What is an Unsecured Loan?
An unsecured loan is a loan that is issued and supported only by the borrower's creditworthiness, rather than by any type of collateral. Unsecured loans—sometimes referred to as signature loans or personal loans—are obtained without the use of property or other assets as collateral. The terms of such loans, including approval and receipt, are therefore most often contingent on the borrower's credit score. Borrowers must generally have high credit ratings to be approved for certain unsecured loans.
How an Unsecured Loan Works
An unsecured loan stands in direct contrast to a secured loan, in which a borrower pledges some type of asset as collateral for the loan, in turn increasing the lender's "security" for providing the loan. Unsecured loans are bigger risks for lenders, and as a result, they typically have higher interest rates and require higher credit scores than secured loans, such as mortgages or car loans. In some instances, lenders will allow loan applicants with insufficient credit to provide a cosigner, who can take on the legal obligation to fulfill a debt should the borrower default.
Types of Unsecured Loans
Unsecured loans include credit cards, student loans, and personal loans—all of which can be revolving or term loans.
- A revolving loan is a loan that has a credit limit that can be spent, repaid, and spent again. Examples of revolving unsecured loans include credit cards and personal lines of credit.
- A term loan, in contrast, is a loan that the borrower repays in equal installments until the loan is paid off at the end of its term. While these types of loans are often affiliated with secured loans, there are also unsecured term loans.
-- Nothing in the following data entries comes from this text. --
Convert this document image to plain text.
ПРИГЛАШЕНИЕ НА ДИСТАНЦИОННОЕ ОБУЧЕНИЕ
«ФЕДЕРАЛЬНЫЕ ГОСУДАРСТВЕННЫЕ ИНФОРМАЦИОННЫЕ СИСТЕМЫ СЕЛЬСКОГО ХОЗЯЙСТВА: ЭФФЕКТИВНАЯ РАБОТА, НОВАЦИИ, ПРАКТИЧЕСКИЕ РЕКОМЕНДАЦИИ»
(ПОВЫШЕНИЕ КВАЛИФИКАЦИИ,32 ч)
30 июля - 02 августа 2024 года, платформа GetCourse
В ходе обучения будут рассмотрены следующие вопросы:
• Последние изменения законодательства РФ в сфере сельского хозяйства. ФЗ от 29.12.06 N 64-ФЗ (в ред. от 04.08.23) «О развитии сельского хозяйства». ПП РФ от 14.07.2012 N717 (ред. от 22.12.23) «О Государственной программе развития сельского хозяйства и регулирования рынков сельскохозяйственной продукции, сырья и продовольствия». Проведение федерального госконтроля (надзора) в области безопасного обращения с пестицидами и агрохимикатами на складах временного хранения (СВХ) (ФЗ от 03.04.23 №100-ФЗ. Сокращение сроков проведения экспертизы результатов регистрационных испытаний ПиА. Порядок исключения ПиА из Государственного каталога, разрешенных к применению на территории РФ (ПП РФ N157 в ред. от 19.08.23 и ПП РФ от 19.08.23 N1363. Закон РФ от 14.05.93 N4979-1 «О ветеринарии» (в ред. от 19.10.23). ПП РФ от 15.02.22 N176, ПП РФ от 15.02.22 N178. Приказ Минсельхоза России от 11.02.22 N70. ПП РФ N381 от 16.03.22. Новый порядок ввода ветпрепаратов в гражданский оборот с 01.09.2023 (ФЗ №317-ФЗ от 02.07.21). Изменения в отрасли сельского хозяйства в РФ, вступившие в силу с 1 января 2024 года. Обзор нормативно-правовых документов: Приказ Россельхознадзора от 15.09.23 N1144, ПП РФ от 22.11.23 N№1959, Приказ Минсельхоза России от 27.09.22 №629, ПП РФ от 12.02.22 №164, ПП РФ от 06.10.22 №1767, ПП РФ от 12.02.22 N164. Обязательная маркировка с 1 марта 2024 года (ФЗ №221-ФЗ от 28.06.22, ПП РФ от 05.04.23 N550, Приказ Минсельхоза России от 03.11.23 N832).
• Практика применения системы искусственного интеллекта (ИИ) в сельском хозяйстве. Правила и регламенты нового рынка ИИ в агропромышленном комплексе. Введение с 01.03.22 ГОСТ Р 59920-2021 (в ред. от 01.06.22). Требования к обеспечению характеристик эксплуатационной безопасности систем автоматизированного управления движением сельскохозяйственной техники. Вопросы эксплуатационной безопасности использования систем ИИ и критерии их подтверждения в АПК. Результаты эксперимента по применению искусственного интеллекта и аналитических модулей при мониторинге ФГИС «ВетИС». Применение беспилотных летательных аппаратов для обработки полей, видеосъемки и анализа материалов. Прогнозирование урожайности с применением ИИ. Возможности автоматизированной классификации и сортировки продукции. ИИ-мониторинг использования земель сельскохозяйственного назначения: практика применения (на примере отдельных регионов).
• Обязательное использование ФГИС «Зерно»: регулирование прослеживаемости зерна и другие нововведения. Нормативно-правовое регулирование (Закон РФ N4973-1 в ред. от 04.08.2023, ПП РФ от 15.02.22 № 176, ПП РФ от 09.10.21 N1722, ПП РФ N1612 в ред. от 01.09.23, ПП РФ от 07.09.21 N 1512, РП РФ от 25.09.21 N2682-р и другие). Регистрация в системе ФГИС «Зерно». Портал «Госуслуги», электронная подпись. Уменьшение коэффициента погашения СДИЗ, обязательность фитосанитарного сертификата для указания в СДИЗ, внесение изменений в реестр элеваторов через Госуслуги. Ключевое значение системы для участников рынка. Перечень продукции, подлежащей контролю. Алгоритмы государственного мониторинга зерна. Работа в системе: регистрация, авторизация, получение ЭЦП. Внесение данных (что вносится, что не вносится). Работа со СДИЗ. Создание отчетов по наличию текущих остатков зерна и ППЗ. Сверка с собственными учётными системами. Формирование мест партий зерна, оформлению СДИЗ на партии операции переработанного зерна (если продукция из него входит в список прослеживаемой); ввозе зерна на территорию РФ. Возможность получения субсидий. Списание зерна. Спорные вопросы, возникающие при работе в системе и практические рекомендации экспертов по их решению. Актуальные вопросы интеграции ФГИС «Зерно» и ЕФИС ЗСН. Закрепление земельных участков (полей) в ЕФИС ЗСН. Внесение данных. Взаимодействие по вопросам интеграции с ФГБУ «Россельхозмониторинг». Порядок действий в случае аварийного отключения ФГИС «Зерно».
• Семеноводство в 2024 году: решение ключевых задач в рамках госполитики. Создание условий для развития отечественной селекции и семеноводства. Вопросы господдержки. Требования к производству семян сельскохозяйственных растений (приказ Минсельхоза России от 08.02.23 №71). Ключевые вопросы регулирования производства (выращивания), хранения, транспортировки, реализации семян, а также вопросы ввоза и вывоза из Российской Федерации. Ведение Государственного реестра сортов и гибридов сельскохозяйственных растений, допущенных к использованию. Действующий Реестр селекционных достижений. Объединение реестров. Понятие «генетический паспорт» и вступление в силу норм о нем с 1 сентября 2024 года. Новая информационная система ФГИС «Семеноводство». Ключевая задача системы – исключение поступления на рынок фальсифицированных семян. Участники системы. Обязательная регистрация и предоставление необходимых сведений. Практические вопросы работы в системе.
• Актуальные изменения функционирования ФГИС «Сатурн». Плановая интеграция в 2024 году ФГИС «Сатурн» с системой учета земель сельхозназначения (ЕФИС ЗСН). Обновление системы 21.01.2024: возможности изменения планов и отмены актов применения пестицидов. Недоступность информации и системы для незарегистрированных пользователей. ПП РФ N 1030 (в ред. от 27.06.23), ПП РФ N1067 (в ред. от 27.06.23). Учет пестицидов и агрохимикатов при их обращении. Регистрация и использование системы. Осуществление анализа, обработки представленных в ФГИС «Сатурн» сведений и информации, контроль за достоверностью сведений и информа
- A consolidation loan to pay off credit cards or a signature loan from a bank would both be considered an unsecured term loan.
There's ample data to suggest that the unsecured loan market is growing, powered partly by new financial technology. In a December 2018 consumer credit report, TransUnion projected that credit card balances in the United States would rise 4% in 2019 to $840 billion while personal loan balances are expected to climb 20% and reach an all-time high of $156.3 billion by the end of this year.
The past decade has seen the rise of peer-to-peer lending via online and mobile lenders, coinciding with a sharp increase in unsecured loans. In another report, TransUnion found that "fintechs," or financial technology firms, accounted for 40% of personal loan balances through the first quarter of 2018, up from just 8% in 2013.
[Important: Because they are riskier for lenders, unsecured loans typically have higher interest rates and require higher credit scores than secured loans.]
An Unsecured Loan vs. a Payday Loan
Alternative lenders, such as payday lenders or companies that offer merchant cash advances, do not offer secured loans in the traditional sense of the phrase. Their loans are not secured by tangible collateral as mortgages and car loans are. However, these lenders take other measures to secure repayment.
In particular, payday lenders require that borrowers give them a postdated check or agree to an automatic withdrawal from their checking accounts to repay the loan. Many online merchant cash advance lenders require the borrower to pay a certain percentage of online sales through a payment processing service such as PayPal. These loans are considered unsecured even though they are partially secured.
Special Considerations for an Unsecured Loan
If a borrower defaults on a secured loan, the lender can repossess the collateral to recoup the losses. In contrast, if a borrower defaults on an unsecured loan, the lender cannot claim property. However, the lender can take other actions, such as commissioning a collection agency to collect the debt or taking the borrower to court. If the court rules in the lender's favor, the borrower's wages may be garnished, a lien may be placed on the borrower's home or the borrower may be otherwise ordered to pay the debt.